Драма-квин’s_headshot
Хочешь выпить?
Если уж пишет и Иваизуми, то у него, кажется, все совсем плохо.
Куроо истерично прогружает браузер, переходя на страницу журнала, а сверху выпадает контрольное окошко.
Брокутбро
БРО ВОТ ЭТО ДА ПОЧЕМУ ТЫ НЕ СКАЗАЛ ЧТО МЫ ТЕПЕРЬ В ОДНОЙ ЛОДКЕ?!
Черт, если даже Бо понял, то у Куроо чертовски серьезные проблемы! Ладони потеют, к ноге подбирается сочувственно курлыкающий голубь, а Куроо стоит посреди парка и неудержимо краснеет.
Они выбрали на обложку одну из последних фотографий. Тсукишима смотрит прямо в камеру, чуть прикрыв глаза, тени бережно обнимают его шею — надо же было поймать такой ракурс. Причем он, кажется, чуть сбит, словно фотограф от смущения не решается прямо смотреть в ответ.
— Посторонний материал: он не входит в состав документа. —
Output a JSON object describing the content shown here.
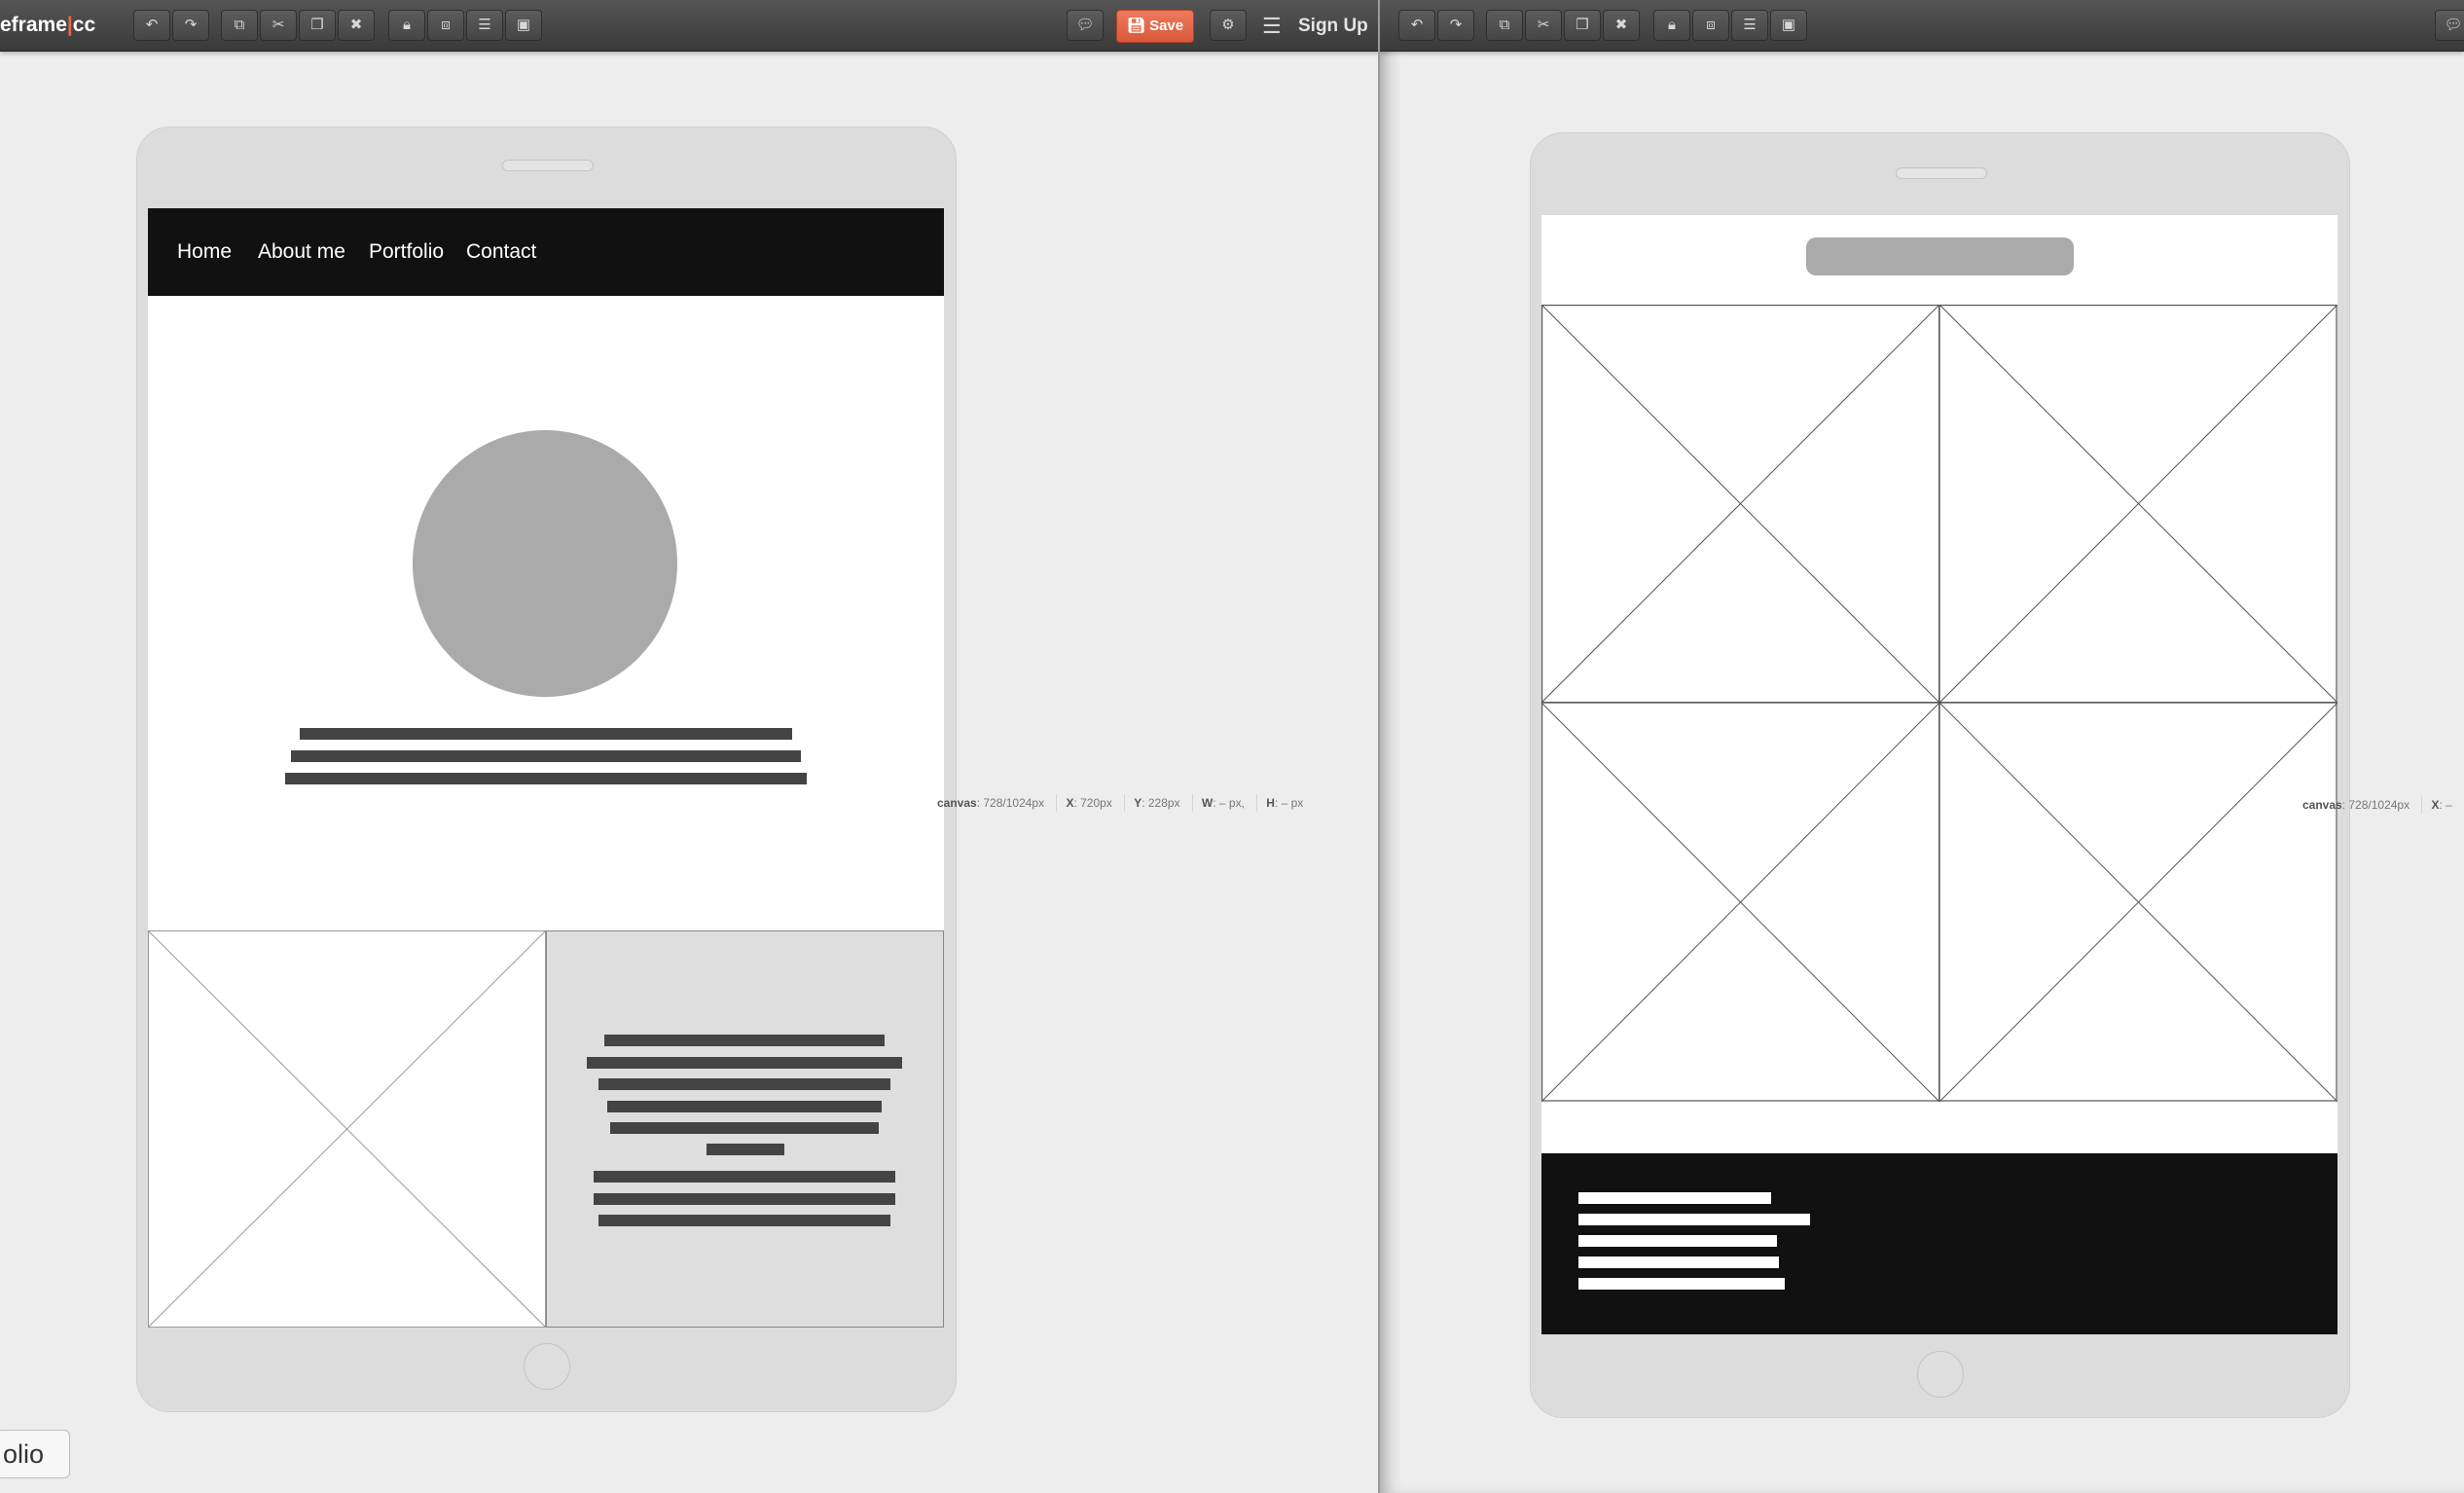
{
  "app": {
    "logo_prefix": "eframe",
    "logo_separator": "|",
    "logo_suffix": "cc",
    "accent_color": "#e8694a"
  },
  "toolbar": {
    "save_label": "Save",
    "signup_label": "Sign Up",
    "icons": [
      "undo-icon",
      "redo-icon",
      "copy-icon",
      "cut-icon",
      "paste-icon",
      "delete-icon",
      "lock-icon",
      "arrange-icon",
      "align-icon",
      "group-icon",
      "comment-icon",
      "settings-icon",
      "menu-icon"
    ]
  },
  "left_page": {
    "nav": [
      "Home",
      "About me",
      "Portfolio",
      "Contact"
    ]
  },
  "status_left": {
    "canvas_label": "canvas",
    "canvas_value": ": 728/1024px",
    "x_label": "X",
    "x_value": ": 720px",
    "y_label": "Y",
    "y_value": ": 228px",
    "w_label": "W",
    "w_value": ": – px,",
    "h_label": "H",
    "h_value": ": – px"
  },
  "status_right": {
    "canvas_label": "canvas",
    "canvas_value": ": 728/1024px",
    "x_label": "X",
    "x_value": ": –"
  },
  "bottom_tab": {
    "label": "olio"
  }
}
Поза, чуть приоткрытые на выдохе губы, остановленный затвором взмах ресниц — фото сделано с таким обожанием, что его можно считать признанием в любви.
Куроо со стоном падает на скамейку. С одной стороны, ему безумно стыдно, что настолько откровенная работа попала в поле зрения миллионов, поэтому он не может перестать краснеть, как школьник. С другой, он даже рад, потому что Тсукишима Кей заслуживает того, чтобы его снимали вот так — с искренним восторгом и живым интересом, потому что он удивительный.
И ничто не сможет переубедить Куроо.
Змеиный ублюдок
Ну ты и лох
Даже всякие засранцы, которых Куроо на следующем показе обязательно отснимет с нерабочей стороны.
***
На следующей фотосессии гремит на всю студию полузнакомая песня, Тсукишима откидывает голову назад под слова Оh my! My! My! Living for your every move, и Куроо улыбается ему из-за камеры.
А в ответ с замиранием сердца ловит затвором блеснувший взгляд.